Here is an example for a template parameter in a pipeline that writes an email based on provided instructions.

typescript
import { defineInteraction, templateParameter } from '@gentrace/core';
import OpenAI from 'openai';
import { z } from 'zod';
 
const openai = new OpenAI({
apiKey: process.env.OPENAI_KEY ?? "",
});
 
const writeEmailPromptParameter = templateParameter({
name: 'Write email prompt',
defaultValue:
'Write an email to {{toEmail}} from ({{fromName}}) {{fromEmail}} according to these instructions: {{instructions}}',
});
 
const writeEmail = defineInteraction({
name: 'Write email',
fn: async ({ fromName, fromEmail, toEmail, instructions }) => {
// Call your pipeline code here
const completion = await openai.chat.completions.create({
model: 'gpt-4o-mini',
messages: [
{
role: 'user',
content: writeEmailPromptParameter.render({
fromName,
fromEmail,
toEmail,
instructions,
}),
},
],
});
return {
body: completion.choices[0].message.content,
};
},
parameters: [writeEmailPromptParameter],
// Optional - validates input types
inputType: z.object({
fromName: z.string(),
fromEmail: z.string().email(),
toEmail: z.string().email(),
instructions: z.string(),
}),
});

Here is an example for an enum parameter that you could use to test different models for your pipeline.

typescript
import { defineInteraction, enumParameter } from '@gentrace/core';
import { z } from 'zod';
 
const modelParameter = enumParameter({
name: "AI Model",
defaultValue: "GPT-4o",
options: ["GPT-4o", "GPT-4o-mini", "claude-3.5-sonnet", "gemini-1.5-pro-002"],
});
 
const chooseModel = defineInteraction({
name: "Choose model",
fn: async ({ query }) => {
// Call your pipeline code here, using the model provided
return `I will use the model ${modelParameter.getValue()}.`;
},
inputType: z.object({
query: z.string(),
}),
parameters: [modelParameter],
});
 

Interactions without parameters​

You can also define interactions without providing any parameters if you would like to test local code variations, or experiment with different datasets.

typescript
import { defineInteraction } from '@gentrace/core';
 
const testInteraction = defineInteraction({
name: 'YOUR_FEATURE',
fn: async ({ blah }) => {
// Insert calling your pipeline code here
return {
response: 'YOUR_RESPONSE',
};
},
});

Run experiments​

Once you have your environment set up and your parameters and interactions registered, you can now run your experiments.
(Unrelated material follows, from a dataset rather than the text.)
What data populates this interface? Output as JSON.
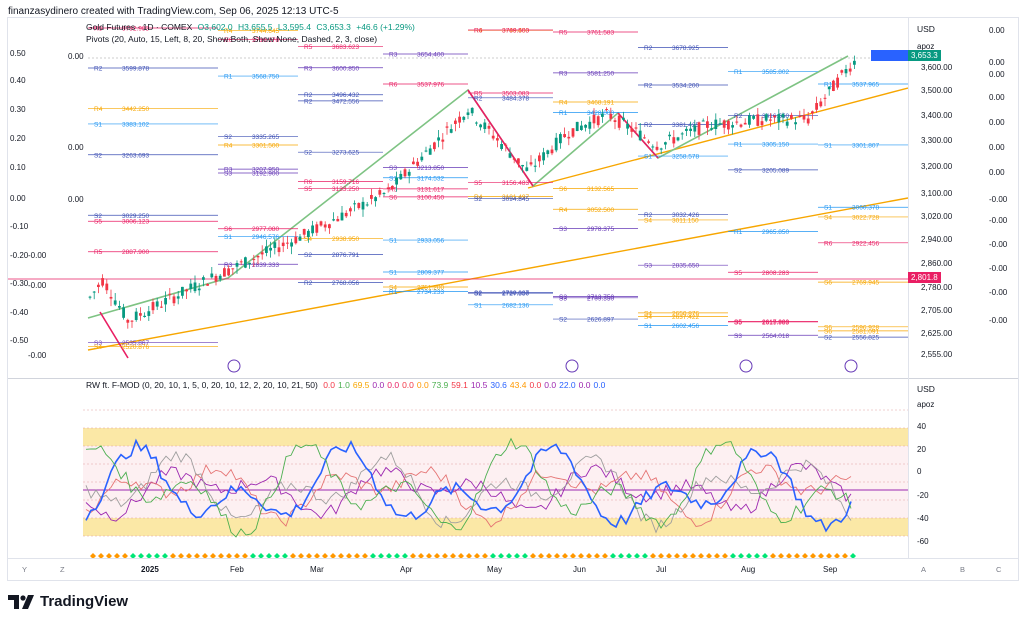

To create a new experiment, navigate to your Pipeline > Test Results. Then click on the "New experiment" button in the top right corner.

Results grid new experiment button

You can choose which environment, dataset and interaction you would like to test. Then you can modify the parameters to override the defaults as you see fit.

Edited parameters passing validation

Input validation​

If you have provided input validation with your interaction, you will see validation fail for datasets that do not match your expected input type.

Mismatched dataset failing validation

New result​

Once you run your experiment you will see a new result in your result grid view.

New experiment result

If you view the metadata for this new experiment result, you can also start a new experiment based off of the parameters used in that result directly from the sidebar.